A história de um personagem

Mariana M. Braga

Oreste - Hermione

Mirella estava sentada na cadeira do teatro, ao lado dos colegas. Eles tinham acabado de receber do diretor a divisão de personagens. Ela sabia que a partir daquele dia seria Hermione, de Andrômaca, Racine. De repente, aquele nome escrito no texto do grande dramaturgo do classicismo francês, que já tinha ganhado um pouco de vida durante algumas leituras em grupo, se tornaria um pedaço dela. Ela emprestaria à Hermione sua voz, seu corpo, seu olhar, suas emoções. Seria até mais que um casamento.

Mas, epa, peraí. Hermione foi criada por Racine lá no século 17, e seu famoso monólogo já foi representado por inúmeras francesas e estrangeiras. Où suis-je ? Qu’ai-je fait ? Que dois-je faire encore ?

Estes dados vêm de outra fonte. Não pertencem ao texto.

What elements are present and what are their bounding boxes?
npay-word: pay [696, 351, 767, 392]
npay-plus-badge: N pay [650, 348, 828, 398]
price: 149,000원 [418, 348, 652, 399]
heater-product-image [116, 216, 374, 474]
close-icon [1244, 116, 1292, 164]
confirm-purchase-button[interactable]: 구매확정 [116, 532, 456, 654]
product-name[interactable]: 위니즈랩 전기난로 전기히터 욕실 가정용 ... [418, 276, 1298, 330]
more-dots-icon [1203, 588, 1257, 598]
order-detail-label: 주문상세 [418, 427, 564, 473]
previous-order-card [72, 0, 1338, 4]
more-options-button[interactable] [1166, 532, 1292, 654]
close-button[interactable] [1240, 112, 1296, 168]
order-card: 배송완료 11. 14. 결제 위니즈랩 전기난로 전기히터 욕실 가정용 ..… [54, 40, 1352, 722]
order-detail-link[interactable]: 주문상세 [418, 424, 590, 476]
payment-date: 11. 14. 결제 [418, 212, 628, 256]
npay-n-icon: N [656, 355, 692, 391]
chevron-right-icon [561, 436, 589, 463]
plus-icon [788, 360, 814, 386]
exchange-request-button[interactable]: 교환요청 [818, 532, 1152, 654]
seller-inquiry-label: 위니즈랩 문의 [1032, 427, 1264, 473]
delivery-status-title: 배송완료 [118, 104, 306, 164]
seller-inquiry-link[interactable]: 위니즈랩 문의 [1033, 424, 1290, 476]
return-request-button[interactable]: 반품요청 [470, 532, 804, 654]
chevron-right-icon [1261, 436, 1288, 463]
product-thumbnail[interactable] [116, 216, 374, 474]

Hermione já existia séculos antes de Mirella existir. Já teve várias vozes, vários corpos, várias ideias. E Racine já a esculpia em sua mente muito antes de colocá-la no papel. Fez o esboço dela mesmo antes de saber que escreveria essa tragédia. Ele já tinha visto um pouco do que faria parte da heroína nas obras dos trágicos gregos e também nas francesas contemporâneas a ele, até mesmo – por que não? – nas suas parentes, vizinhas, enfim.

E depois dele, as atrizes que receberam o mesmo anúncio que Mirella acabara de receber refletiram sobre como interpretariam Hermione, quais seriam suas inspirações, se fariam um laboratório de personagem. Naquele momento, Mirella não tinha que procurar vídeos de outras encenações para imitá-las. Hermione era dela, Hermione era ela, e só isso importava naquele momento. Nos próximos dias ela faria nascer um personagem, que mais tarde seria lapidado pelo diretor. Que frio na barriga.

Leu e releu o texto sozinha em casa. Fez gestos para se diferenciar da personagem.  Forçou uma voz, achando que combinaria com as características de Hermione e criou um olhar confuso. No primeiro ensaio o diretor não gostou: disse que estava superficial. “Mirella, teus gestos e tudo o que você inventou vem de fora para dentro”. A atriz ficou decepcionada. Achava que tudo o que tinha inventado para a personagem parecia bonito e real.

Nessa noite, a atriz sonhou que, em vez de Hermione, era ela quem vivia no lugar da personagem, e não no palco, mas na vida real. Naquele sonho era a filha do rei de Esparta, amada por Orestes, e não a própria Mirella, estudante de Artes Cênicas, funcionária de uma empresa de telecomunicações em pleno século XXI.

Pela manhã, Mirella entendeu pela primeira vez que os sentimentos e a vida de Hermione eram realmente os dela. Entendeu que ela realmente vive a personagem e que toda a história que Hermione já viveu no mundo serviria apenas para entender a personagem que ela seria nos próximos meses. Nesse momento e nesse lugar do mundo, era para ela e apenas ela ser a Hermione escrita por Racine.